Branching GP Regression on hematopoietic data

Alexis Boukouvalas, 2017

Branching GP regression with Gaussian noise on the hematopoiesis data described in the paper "BGP: Gaussian processes for identifying branching dynamics in single cell data".

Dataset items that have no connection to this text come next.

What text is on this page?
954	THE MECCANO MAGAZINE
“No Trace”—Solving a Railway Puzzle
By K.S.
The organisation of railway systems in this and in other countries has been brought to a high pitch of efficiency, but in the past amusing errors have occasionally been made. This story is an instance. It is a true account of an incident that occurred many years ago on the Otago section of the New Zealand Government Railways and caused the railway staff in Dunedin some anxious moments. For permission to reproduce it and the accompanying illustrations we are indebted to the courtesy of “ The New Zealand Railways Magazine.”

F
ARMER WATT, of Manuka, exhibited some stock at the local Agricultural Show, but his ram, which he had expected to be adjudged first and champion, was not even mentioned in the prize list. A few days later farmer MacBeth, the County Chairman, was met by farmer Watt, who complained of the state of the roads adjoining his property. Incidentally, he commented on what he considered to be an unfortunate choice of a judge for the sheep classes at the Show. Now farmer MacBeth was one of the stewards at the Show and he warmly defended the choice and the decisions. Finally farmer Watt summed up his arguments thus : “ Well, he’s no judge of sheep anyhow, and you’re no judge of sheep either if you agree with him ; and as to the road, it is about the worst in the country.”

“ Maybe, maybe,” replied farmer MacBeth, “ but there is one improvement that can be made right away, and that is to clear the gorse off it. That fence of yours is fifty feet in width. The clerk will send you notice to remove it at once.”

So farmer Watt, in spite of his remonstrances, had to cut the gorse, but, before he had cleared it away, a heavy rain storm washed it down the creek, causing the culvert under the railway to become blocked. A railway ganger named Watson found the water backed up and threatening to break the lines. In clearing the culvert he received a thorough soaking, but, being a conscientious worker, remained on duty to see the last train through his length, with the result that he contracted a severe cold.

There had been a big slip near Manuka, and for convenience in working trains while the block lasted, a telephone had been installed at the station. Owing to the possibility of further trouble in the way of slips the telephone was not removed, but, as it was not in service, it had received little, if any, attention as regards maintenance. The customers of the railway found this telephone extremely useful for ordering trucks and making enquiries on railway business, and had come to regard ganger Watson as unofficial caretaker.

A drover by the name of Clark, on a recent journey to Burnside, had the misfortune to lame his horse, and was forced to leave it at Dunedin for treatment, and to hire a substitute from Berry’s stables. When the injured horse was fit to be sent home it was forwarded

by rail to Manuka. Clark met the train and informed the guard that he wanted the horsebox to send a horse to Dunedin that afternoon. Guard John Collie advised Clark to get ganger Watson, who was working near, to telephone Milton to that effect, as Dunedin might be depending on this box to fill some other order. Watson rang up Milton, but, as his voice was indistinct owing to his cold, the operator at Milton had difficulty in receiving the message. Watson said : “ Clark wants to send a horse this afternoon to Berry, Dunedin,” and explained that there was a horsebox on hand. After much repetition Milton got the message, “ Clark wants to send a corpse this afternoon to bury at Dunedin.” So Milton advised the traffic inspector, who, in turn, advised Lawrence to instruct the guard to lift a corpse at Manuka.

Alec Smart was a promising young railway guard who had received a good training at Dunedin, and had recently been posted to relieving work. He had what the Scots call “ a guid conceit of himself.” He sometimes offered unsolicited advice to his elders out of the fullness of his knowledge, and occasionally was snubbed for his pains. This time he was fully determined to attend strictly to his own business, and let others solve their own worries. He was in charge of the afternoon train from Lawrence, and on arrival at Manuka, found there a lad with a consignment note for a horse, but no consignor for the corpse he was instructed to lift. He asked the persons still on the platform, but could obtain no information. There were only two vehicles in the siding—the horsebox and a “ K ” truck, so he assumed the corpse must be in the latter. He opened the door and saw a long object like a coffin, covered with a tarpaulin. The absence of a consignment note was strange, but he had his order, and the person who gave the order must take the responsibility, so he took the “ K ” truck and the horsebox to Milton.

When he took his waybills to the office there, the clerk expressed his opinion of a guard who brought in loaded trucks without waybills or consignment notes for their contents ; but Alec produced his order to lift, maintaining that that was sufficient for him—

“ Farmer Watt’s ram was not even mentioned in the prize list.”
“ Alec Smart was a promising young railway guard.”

This notebook shows how to build a BGP model and plot the posterior model fit and posterior branching times.


In [1]:
import pandas as pd
import numpy as np
from matplotlib import pyplot as plt
plt.style.use('ggplot')
%matplotlib inline

Read the hematopoiesis data. This has been simplified to a small subset of 23 genes found to be branching.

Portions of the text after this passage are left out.